Als sie 10 Jahre alt war starb ihre Mutter Katharina, geb. Find. Nach einem Jahre verheiratete sich ihr Vater wieder mit 60 Jahren. Nach 10 Jahren, als er 70 Jahre alt war, ging er über ein Wasser über welches nur ein Brett gelegt war, glitt aus, fiel ins Wasser und ertrank.

Im nächsten Jahre 1818 verheiratete sich die Stiefmutter wieder, da aber bald darauf die Auswanderung stattfand und die Mutter Maria Strehle in Russland keine Briefe erhielt, so sind weiter keine Nachrichten von den Stiefeltern.

Die Grossmutter von der Mutter Maria Strehle war 20 Jahre Witwe, sie war sehr reich, aber durch Ueberschwemmungen, welche damals in jener Gegend oft vorkamen, verlor sie alles und wurde arm.

Die ältere Schwester von der Mutter Maria Strehle, Marianna Schäfer, kam nach München und verheiratete sich an Andreas Trautmansberger, seines Handwerks ein Fassbinder.
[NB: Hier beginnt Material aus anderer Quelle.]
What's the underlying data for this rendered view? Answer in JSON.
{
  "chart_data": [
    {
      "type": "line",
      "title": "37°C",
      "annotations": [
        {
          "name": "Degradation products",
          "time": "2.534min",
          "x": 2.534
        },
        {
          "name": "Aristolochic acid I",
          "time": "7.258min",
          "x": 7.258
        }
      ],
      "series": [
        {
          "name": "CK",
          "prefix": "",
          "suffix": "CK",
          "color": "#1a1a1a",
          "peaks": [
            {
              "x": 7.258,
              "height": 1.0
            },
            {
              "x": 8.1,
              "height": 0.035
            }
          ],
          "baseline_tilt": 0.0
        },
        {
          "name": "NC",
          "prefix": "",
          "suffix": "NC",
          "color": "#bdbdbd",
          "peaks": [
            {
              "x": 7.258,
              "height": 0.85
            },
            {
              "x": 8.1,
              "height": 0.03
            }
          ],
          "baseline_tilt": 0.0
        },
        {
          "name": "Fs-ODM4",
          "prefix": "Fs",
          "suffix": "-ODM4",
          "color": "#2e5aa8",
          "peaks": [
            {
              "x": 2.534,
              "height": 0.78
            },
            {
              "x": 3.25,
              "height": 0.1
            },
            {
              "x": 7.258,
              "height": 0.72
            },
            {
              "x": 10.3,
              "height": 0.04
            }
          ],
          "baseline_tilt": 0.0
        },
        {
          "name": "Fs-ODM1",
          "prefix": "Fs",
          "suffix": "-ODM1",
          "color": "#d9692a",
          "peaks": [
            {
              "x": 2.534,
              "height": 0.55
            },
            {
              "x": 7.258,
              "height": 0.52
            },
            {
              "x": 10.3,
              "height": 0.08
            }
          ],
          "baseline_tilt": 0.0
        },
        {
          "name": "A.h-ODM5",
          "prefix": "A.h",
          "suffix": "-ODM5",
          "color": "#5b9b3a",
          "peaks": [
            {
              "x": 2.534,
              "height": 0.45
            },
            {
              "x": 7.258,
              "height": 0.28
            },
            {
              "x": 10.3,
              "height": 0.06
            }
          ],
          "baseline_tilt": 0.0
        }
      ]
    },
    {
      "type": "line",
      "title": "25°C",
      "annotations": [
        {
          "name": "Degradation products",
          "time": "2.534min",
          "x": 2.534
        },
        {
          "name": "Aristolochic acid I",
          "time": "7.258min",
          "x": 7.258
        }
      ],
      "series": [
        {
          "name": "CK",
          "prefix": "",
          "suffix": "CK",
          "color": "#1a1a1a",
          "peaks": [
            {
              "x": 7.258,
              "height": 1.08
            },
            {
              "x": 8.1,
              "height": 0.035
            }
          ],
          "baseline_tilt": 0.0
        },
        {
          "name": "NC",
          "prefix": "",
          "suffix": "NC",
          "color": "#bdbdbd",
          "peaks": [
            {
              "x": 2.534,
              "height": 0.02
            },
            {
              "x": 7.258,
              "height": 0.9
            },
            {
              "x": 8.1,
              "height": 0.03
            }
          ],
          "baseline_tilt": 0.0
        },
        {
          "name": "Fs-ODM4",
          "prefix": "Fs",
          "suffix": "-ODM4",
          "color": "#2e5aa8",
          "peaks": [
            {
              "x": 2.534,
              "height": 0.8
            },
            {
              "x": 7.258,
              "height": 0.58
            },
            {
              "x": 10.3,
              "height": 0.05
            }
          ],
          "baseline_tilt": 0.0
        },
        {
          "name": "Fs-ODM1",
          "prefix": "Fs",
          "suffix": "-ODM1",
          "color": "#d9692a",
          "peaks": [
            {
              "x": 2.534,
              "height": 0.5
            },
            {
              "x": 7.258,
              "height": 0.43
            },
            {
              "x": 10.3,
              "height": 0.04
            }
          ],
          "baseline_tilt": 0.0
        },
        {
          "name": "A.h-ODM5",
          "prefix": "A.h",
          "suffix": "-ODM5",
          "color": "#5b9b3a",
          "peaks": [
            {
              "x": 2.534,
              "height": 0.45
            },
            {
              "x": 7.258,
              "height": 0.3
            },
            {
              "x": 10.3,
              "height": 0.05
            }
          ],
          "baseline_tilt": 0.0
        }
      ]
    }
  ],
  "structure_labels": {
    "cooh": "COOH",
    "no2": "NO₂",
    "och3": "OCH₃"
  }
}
Ihre erste Tochter Maria wurde geboren 1818, der Ignaz wurde geboren 1822. Die 2. Tochter Helene wurde geboren 1829 ob noch mehr Kinder waren und klein gestorben sind ist mir unbekannt. Ignaz lernte das Handwerk seines Vaters als Fassbinder und nachdem er sein Glück in der Fremde versucht hatte verheiratete er sich in Dresden und erhielt eine Stelle in der Brauerei zum Felsenkeller als Oberbüther. Helene verheiratete sich in München mit Josef Walter und ihre Schwester Maria war bei ihr bis zu ihrem Ende. Marias Tochter Rosalie wurde geboren ungefähr 1840. Sie blieb ledig und diente in München. Der Vater Andreas Trautmansberger starb den 11. Februar 1852. Die Mutter Marianna Trautmansberger starb den 12. Februar 1857. Der erste Sohn von ihrer Tochter Helene Walter, mit Namen Josef wurde den 15. Februar 1857 geboren, also denselben Tag da ihre Mutter beerdigt wurde.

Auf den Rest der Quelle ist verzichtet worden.